Rocket Lab, the company that Beck founded, pulled off the feat Tuesday partly as it pushes to make its tiny Electron rocket reusable. But after briefly capturing the spent rocket, a helicopter crew was forced to revisit it for safety reasons, and it fell into the Pacific Ocean where it was collected by a waiting boat.
The California-based company routinely launches 18-metre (59-foot) rockets from the remote Mahia Peninsula in New Zealand to deliver satellites into space.
On Tuesday, the Electron rocket launched in the morning and sent 34 satellites into orbit before the main booster section fell to Earth. Its descent was slowed by a parachute to about 10 meters (33 ft) per second.
That’s when the helicopter crew swung into action, hanging a long line with a hook under the helicopter to block the booster’s parachute lines.
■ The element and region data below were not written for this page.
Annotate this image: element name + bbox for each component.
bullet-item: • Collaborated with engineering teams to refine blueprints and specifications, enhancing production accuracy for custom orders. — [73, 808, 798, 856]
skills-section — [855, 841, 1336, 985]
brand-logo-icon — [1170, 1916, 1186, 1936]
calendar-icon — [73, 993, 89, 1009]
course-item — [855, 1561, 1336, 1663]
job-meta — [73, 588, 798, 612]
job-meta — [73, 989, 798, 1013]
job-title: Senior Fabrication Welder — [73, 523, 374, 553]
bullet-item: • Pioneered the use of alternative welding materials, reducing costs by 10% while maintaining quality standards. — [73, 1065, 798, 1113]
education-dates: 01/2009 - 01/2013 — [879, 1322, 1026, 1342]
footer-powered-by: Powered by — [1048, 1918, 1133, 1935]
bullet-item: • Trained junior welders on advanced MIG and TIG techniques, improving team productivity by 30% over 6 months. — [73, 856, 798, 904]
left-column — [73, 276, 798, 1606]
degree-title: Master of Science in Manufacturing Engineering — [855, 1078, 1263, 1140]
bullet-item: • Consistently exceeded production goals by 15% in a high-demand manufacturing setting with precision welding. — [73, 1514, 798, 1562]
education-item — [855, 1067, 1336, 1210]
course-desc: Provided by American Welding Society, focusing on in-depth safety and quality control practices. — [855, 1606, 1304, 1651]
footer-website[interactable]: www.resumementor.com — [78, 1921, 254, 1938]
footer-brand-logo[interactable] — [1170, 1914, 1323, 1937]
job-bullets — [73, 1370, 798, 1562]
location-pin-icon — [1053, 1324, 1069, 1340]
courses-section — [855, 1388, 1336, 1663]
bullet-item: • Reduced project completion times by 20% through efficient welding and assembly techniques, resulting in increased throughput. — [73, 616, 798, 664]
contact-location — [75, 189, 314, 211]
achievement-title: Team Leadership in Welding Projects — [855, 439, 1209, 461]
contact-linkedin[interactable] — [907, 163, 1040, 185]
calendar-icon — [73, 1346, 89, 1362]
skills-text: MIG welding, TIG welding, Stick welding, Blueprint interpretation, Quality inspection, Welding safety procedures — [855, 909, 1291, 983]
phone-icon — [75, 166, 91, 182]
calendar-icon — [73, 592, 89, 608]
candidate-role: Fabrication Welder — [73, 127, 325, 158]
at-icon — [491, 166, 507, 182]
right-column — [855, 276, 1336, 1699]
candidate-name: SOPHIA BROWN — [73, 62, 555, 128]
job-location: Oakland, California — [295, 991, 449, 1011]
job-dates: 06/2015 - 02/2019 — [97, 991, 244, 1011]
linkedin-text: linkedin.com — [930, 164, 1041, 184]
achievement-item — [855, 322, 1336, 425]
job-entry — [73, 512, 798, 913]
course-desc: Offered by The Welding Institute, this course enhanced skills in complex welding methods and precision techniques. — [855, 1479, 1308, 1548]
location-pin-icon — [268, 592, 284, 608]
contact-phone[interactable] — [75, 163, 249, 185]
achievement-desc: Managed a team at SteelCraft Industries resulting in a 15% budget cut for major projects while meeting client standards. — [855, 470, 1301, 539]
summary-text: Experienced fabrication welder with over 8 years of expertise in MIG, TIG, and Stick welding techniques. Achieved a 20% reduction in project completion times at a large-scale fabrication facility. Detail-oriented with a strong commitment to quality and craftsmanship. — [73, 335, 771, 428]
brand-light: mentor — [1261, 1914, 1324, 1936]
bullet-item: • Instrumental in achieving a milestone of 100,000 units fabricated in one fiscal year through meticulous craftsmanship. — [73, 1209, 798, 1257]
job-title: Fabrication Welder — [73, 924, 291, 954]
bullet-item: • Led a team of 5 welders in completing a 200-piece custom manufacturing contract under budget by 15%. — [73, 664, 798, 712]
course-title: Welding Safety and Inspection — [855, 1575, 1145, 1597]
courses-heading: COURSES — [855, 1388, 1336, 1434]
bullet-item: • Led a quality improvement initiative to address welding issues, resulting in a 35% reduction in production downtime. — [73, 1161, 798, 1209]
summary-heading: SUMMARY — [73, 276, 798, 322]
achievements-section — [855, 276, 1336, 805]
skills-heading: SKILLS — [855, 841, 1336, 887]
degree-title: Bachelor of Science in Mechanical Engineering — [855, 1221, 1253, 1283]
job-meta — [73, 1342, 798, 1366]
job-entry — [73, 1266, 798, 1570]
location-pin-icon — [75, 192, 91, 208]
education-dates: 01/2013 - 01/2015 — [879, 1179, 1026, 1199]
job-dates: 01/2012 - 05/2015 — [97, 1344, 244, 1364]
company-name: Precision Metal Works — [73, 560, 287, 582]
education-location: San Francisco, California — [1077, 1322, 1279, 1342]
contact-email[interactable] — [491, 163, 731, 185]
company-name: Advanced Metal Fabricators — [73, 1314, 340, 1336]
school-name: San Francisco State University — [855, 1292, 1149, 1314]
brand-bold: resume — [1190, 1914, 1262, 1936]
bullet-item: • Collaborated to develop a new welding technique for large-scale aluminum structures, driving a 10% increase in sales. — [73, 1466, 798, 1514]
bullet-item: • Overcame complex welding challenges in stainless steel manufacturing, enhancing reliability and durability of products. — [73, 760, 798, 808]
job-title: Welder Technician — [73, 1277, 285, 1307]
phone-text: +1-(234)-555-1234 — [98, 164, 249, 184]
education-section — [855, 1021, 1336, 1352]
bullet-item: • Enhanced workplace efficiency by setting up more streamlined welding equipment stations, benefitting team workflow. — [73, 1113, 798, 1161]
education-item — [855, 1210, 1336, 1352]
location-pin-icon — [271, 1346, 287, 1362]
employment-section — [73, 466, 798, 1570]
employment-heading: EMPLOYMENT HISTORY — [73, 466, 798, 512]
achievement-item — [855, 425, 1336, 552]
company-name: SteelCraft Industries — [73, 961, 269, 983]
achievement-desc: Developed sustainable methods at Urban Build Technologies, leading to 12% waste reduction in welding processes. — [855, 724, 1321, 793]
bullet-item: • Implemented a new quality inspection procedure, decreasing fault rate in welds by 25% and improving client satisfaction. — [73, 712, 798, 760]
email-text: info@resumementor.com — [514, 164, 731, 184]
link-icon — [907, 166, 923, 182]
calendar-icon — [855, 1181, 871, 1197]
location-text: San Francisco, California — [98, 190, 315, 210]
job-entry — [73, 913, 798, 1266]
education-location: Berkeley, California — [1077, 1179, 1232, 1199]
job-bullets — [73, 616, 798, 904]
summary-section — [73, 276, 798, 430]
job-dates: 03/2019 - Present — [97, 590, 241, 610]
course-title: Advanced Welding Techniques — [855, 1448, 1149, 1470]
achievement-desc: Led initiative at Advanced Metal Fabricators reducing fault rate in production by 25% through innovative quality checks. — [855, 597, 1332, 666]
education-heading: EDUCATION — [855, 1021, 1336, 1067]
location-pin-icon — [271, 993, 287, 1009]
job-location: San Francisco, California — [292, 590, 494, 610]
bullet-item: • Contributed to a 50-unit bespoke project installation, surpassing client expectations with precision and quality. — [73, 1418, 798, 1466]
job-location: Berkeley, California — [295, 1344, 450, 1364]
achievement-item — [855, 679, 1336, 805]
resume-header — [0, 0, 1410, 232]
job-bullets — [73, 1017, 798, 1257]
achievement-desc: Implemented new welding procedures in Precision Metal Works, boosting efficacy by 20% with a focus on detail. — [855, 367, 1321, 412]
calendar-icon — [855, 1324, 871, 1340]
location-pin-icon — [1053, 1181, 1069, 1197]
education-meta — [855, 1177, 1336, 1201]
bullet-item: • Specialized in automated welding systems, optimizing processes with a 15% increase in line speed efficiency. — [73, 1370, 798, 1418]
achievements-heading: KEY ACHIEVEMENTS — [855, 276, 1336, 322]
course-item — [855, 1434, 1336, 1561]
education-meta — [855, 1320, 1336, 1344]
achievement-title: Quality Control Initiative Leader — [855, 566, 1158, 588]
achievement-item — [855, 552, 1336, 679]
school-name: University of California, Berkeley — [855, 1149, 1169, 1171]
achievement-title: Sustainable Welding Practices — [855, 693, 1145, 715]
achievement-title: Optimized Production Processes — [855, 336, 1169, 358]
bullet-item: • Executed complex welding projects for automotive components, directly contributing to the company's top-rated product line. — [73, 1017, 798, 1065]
The crew caught hold of the rocket but the load on the helicopter exceeded test and simulation parameters, so they took it off again.
The roller coaster of emotions was caught in a livestream of the event, with people in mission control cheering and clapping rockets, only to erupt into a collective gasp and sigh about 20 seconds later.
Nevertheless, Beck lauded the success of the mission, saying that almost everything went according to plan and the unexpected load issue was a minor detail that would soon be corrected, adding that “nothing in the scheme of things.”
He said, ‘He got a great catch. They didn’t like the way the load felt,” Beck said of the helicopter crew in a conference call after the launch.
He added that a detailed analysis could reveal the reasons for the discrepancy in load characteristics. He said he still hoped the company could salvage some or all of the spent rocket boosters, despite being submerged in the salt water they had hoped to survive.
Rocket Lab named its latest mission “There and Back Again” – a reference to the film trilogy “The Hobbit” which was filmed in New Zealand.
The company described the brief capture in the air at an altitude of 1,980 meters (6,500 ft) by a Sikorsky S-92 helicopter as a milestone. It added that making its rockets reusable will help the company increase the number of launches it performs and reduce costs.
Elon Musk’s SpaceX company designed the first reusable orbital rocketFalcon 9.